Trois hommes d'affaires visés par la SEC, ont attiré les investisseurs dans leurs projets en leur promettant des bénéfices significatifs lors de l'achat et de la revente de portefeuilles de dettes de consommateurs. mais, en réalité, les trois hommes avaient mis en avant de faux dossiers, à base de faux documents avec de fausses signatures pour attirer les investisseurs. Ainsi, au lieu d'utiliser les fonds pour l'achat de pseudo portefeuilles de dettes , les inculpés les ont utilisés pour payer des investisseurs plus anciens vis-à- vis desquels ils étaient engagés, créant par la même un système à la Ponzi, note la SEC. Cette dernière, note, par ailleurs, qu'ils ont volé 85 millions de $ sur les fonds collectés pour leurs besoins personnels et maintenir un niveau de vie somptuaire. 

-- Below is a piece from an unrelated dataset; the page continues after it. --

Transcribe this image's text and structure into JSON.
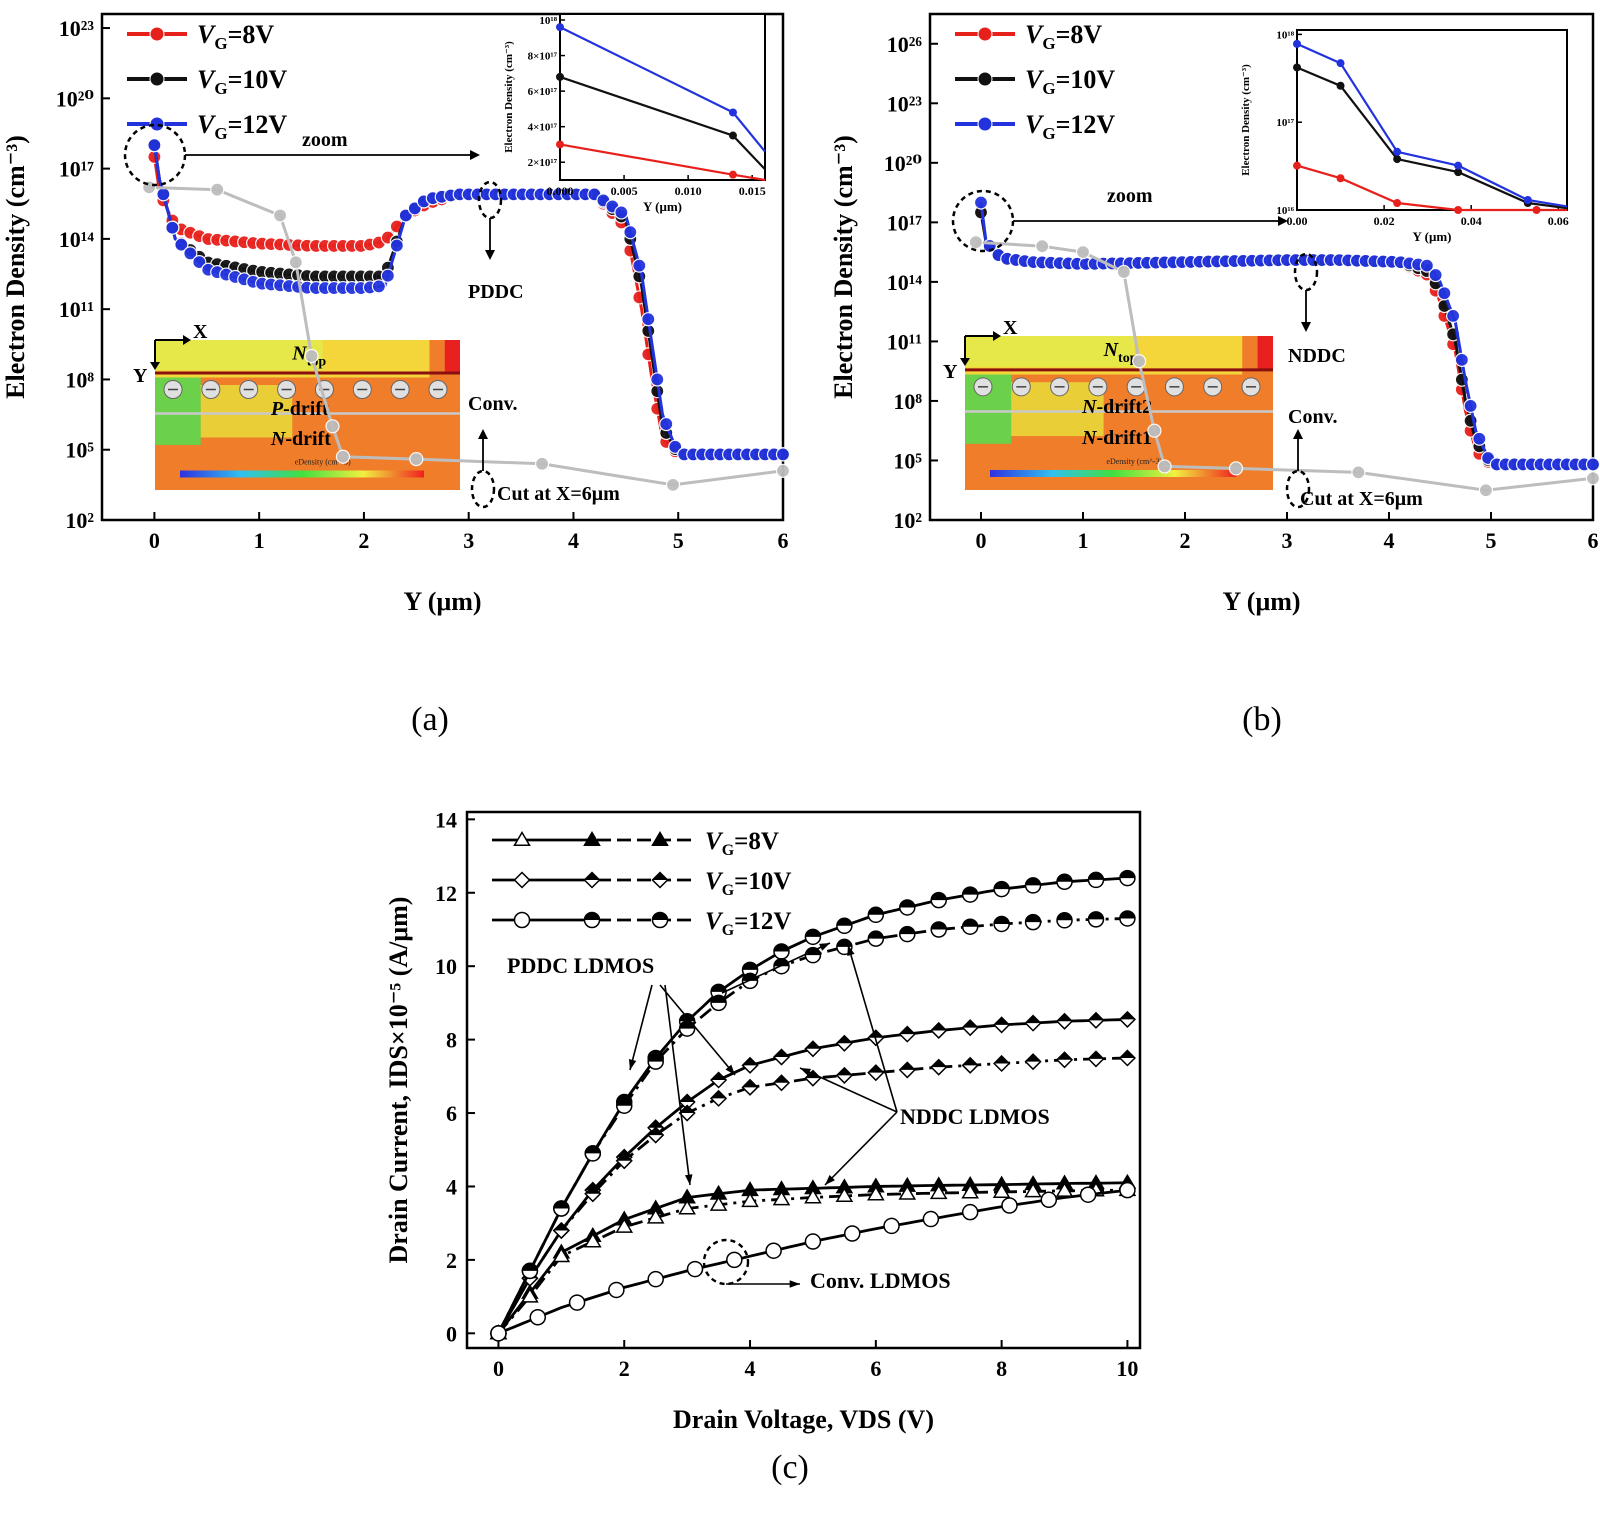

la SEC inculpe les trois hommes, ainsi que leur entités associées, pour violation des dispositions anti-fraude des lois fédérales sur les valeurs mobilières. Le tribunal a déjà gelé les avoirs des trois hommes, prononcé une interdiction temporaire d'exercer et nommer un séquestre. La SEC  demande aussi la restitution des gains avant jugement et des sanctions financières contre les défendant. Parallèlement, le bureau du procureur du district du Maryland a lancé une action criminelle contre les prévenus.